Glossary Distributed Systems

Circuit Breaker

A fault tolerance pattern that stops forwarding calls to a failing dependency, giving it time to recover while preventing cascading failures across callers.

The Cascading Failure Problem

A single slow service can bring down its callers. Consider a payment service that calls a fraud detection service with a 200ms timeout. If fraud detection starts responding in 800ms instead of 50ms, every payment call now holds a thread for 200ms before timing out. At 500 requests per second, that is 100 threads blocked at any moment. Thread pools exhaust. The payment service begins dropping requests. Its callers (the order service) start timing out too. The failure propagates upstream through the call graph. The original fault was in fraud detection; the casualty is the entire checkout flow.

A circuit breaker prevents this by making the failure fast and local. When a downstream service is degraded, the circuit breaker stops forwarding calls to it and returns an error immediately, in under 1ms, instead of waiting for a timeout.

The State Machine

A circuit breaker has three states:

Closed: normal operation. All requests pass through to the downstream service. The breaker tracks the error rate over a rolling window (for example, 10 failures in the last 20 calls, or failure rate above 50% in the last 10 seconds). When the threshold is crossed, the breaker opens.

Open: fail-fast mode. All requests are rejected immediately without contacting the downstream service. The caller receives an error or a fallback response. This state persists for a configured duration, typically 30-60 seconds.

Half-open: probe mode. After the open duration expires, the breaker allows a small number of probe requests through (commonly 1-5). If those succeed, the breaker resets to closed. If they fail, it returns to open. This is the state that separates a correct implementation from a naive one. Without half-open, the breaker either never recovers or floods a recovering service with the full request volume the moment it reopens.

Retry vs Circuit Breaker

Retries are optimistic: they assume the failure is transient and that trying again will succeed. Circuit breakers are pessimistic: they assume the service is degraded and protect both the caller and the downstream from additional load. They are complementary. Retries handle momentary blips (a packet drop, a brief GC pause). Circuit breakers handle sustained degradation (an overloaded service, a bad deployment). Using retries without circuit breakers amplifies load on a struggling service; using circuit breakers without retries abandons recoverable transient errors too aggressively.

Configuration Parameters

Failure threshold: the percentage or count of failures that triggers opening. Setting this too low causes flapping on normal variance. Too high and the breaker opens too late to prevent cascading failures.

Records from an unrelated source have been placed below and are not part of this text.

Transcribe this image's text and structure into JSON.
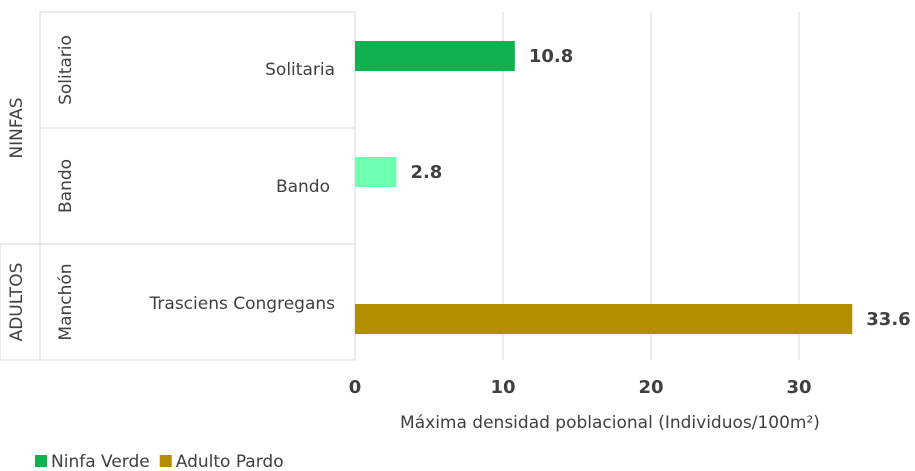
{
  "chart_data": {
    "type": "bar",
    "orientation": "horizontal",
    "categories": [
      "Solitaria",
      "Bando",
      "Trasciens Congregans"
    ],
    "category_groups": [
      "Solitario",
      "Bando",
      "Manchón"
    ],
    "top_groups": [
      "NINFAS",
      "ADULTOS"
    ],
    "values": [
      10.8,
      2.8,
      33.6
    ],
    "colors": [
      "#12b14f",
      "#6dffb2",
      "#b38f00"
    ],
    "xlabel": "Máxima densidad poblacional (Individuos/100m²)",
    "xlim": [
      0,
      37.5
    ],
    "xticks": [
      0,
      10,
      20,
      30
    ],
    "grid": true,
    "legend": [
      {
        "name": "Ninfa Verde",
        "color": "#12b14f"
      },
      {
        "name": "Adulto Pardo",
        "color": "#b38f00"
      }
    ],
    "legend_position": "bottom-left"
  }
}
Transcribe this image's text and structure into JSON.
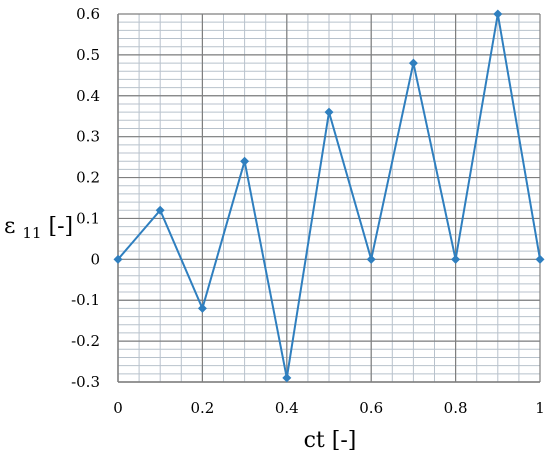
{
  "chart_data": {
    "type": "line",
    "xlabel": "ct [-]",
    "ylabel": {
      "base": "ε",
      "subscript": "11",
      "suffix": "[-]"
    },
    "xlim": [
      0,
      1
    ],
    "ylim": [
      -0.3,
      0.6
    ],
    "x_ticks": [
      "0",
      "0.2",
      "0.4",
      "0.6",
      "0.8",
      "1"
    ],
    "x_tick_values": [
      0,
      0.2,
      0.4,
      0.6,
      0.8,
      1
    ],
    "y_ticks": [
      "0.6",
      "0.5",
      "0.4",
      "0.3",
      "0.2",
      "0.1",
      "0",
      "-0.1",
      "-0.2",
      "-0.3"
    ],
    "y_tick_values": [
      0.6,
      0.5,
      0.4,
      0.3,
      0.2,
      0.1,
      0,
      -0.1,
      -0.2,
      -0.3
    ],
    "grid": true,
    "marker": "diamond",
    "colors": {
      "series": "#2f7fbf",
      "major_grid": "#7f7f7f",
      "minor_grid": "#b8c2cc"
    },
    "series": [
      {
        "x": [
          0,
          0.1,
          0.2,
          0.3,
          0.4,
          0.5,
          0.6,
          0.7,
          0.8,
          0.9,
          1.0
        ],
        "y": [
          0,
          0.12,
          -0.12,
          0.24,
          -0.29,
          0.36,
          0,
          0.48,
          0,
          0.6,
          0
        ]
      }
    ]
  }
}
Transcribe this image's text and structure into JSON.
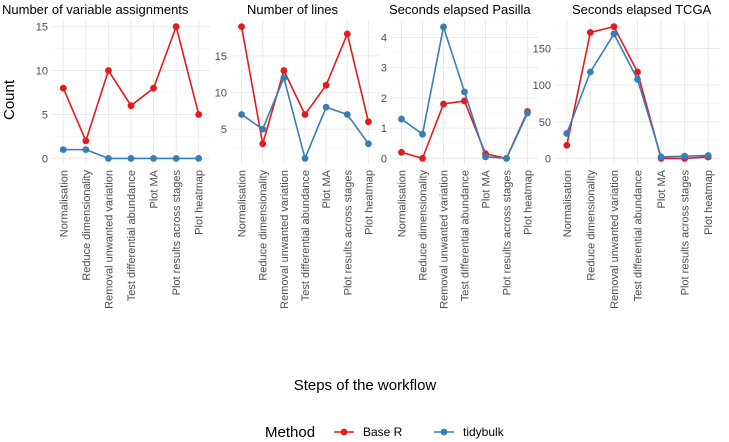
{
  "chart_data": {
    "type": "line",
    "ylabel": "Count",
    "xlabel": "Steps of the workflow",
    "legend": {
      "title": "Method",
      "position": "bottom",
      "entries": [
        {
          "name": "Base R",
          "color": "#e41a1c"
        },
        {
          "name": "tidybulk",
          "color": "#377eb8"
        }
      ]
    },
    "categories": [
      "Normalisation",
      "Reduce dimensionality",
      "Removal unwanted variation",
      "Test differential abundance",
      "Plot MA",
      "Plot results across stages",
      "Plot heatmap"
    ],
    "panels": [
      {
        "title": "Number of variable assignments",
        "ylim": [
          -0.75,
          15.75
        ],
        "yticks": [
          0,
          5,
          10,
          15
        ],
        "series": [
          {
            "name": "Base R",
            "values": [
              8,
              2,
              10,
              6,
              8,
              15,
              5
            ]
          },
          {
            "name": "tidybulk",
            "values": [
              1,
              1,
              0,
              0,
              0,
              0,
              0
            ]
          }
        ]
      },
      {
        "title": "Number of lines",
        "ylim": [
          0.1,
          19.9
        ],
        "yticks": [
          5,
          10,
          15
        ],
        "series": [
          {
            "name": "Base R",
            "values": [
              19,
              3,
              13,
              7,
              11,
              18,
              6
            ]
          },
          {
            "name": "tidybulk",
            "values": [
              7,
              5,
              12,
              1,
              8,
              7,
              3
            ]
          }
        ]
      },
      {
        "title": "Seconds elapsed Pasilla",
        "ylim": [
          -0.22,
          4.58
        ],
        "yticks": [
          0,
          1,
          2,
          3,
          4
        ],
        "series": [
          {
            "name": "Base R",
            "values": [
              0.2,
              0.0,
              1.8,
              1.9,
              0.15,
              0.0,
              1.55
            ]
          },
          {
            "name": "tidybulk",
            "values": [
              1.3,
              0.8,
              4.35,
              2.2,
              0.05,
              0.0,
              1.5
            ]
          }
        ]
      },
      {
        "title": "Seconds elapsed TCGA",
        "ylim": [
          -9,
          189
        ],
        "yticks": [
          0,
          50,
          100,
          150
        ],
        "series": [
          {
            "name": "Base R",
            "values": [
              18,
              172,
              180,
              118,
              0,
              0,
              2
            ]
          },
          {
            "name": "tidybulk",
            "values": [
              34,
              118,
              170,
              108,
              2,
              3,
              4
            ]
          }
        ]
      }
    ]
  }
}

Open duration: how long the breaker stays open before transitioning to half-open. This must exceed the expected recovery time of the downstream service.

Probe count in half-open: how many probe requests to allow before deciding to close or reopen. More probes give higher confidence but extend the recovery time.

Fallback Responses

When the circuit is open and calls are rejected, the caller needs a response. Fallback responses are degraded but functional: return a cached value, a default, or a user-facing message indicating the feature is temporarily unavailable. A product recommendation service with an open circuit might return an empty list rather than an error. A payment status check might return "status unknown, check back in a moment" rather than a 500. Fallbacks make the circuit breaker pattern user-visible but graceful rather than opaque and broken. Design fallbacks before you design the breaker.

Libraries and Infrastructure Options

Netflix built Hystrix to address exactly this problem in their microservices fleet. Hystrix is now in maintenance mode. Resilience4j is the current standard for Java services and provides circuit breakers, bulkheads, and rate limiters as composable decorators. Polly serves the .NET ecosystem with a similar policy-based API. Most service mesh sidecars (Envoy-based) implement circuit breaking at the infrastructure layer without requiring a library, which means the protection applies uniformly regardless of what language the service is written in.

Library vs Mesh

Using a library (Resilience4j) gives per-call configurability and access to the circuit state in application code (for fallback logic). Using a mesh (Envoy) applies the pattern without code changes, but the fallback behavior is limited to what the proxy supports (drop the connection, return a 503). Production systems sometimes use both: the mesh provides baseline protection; the library provides application-aware fallbacks.

Interview Tip

The half-open state is the probe most interviewers use to separate candidates. 80% of answers describe closed and open states correctly, then vaguely say "and then it recovers." The full answer explains: after the open timer expires, the breaker allows N probe requests; if they succeed, it resets to closed; if they fail, it extends the open state. The L5+ answer also addresses the threshold configuration challenge: in a high-variance traffic environment, a percentage-based threshold with a minimum request count window prevents false positives from triggering during low-traffic periods. Mentioning fallback design signals that the candidate thinks about the user experience during degradation, not just the protection mechanism.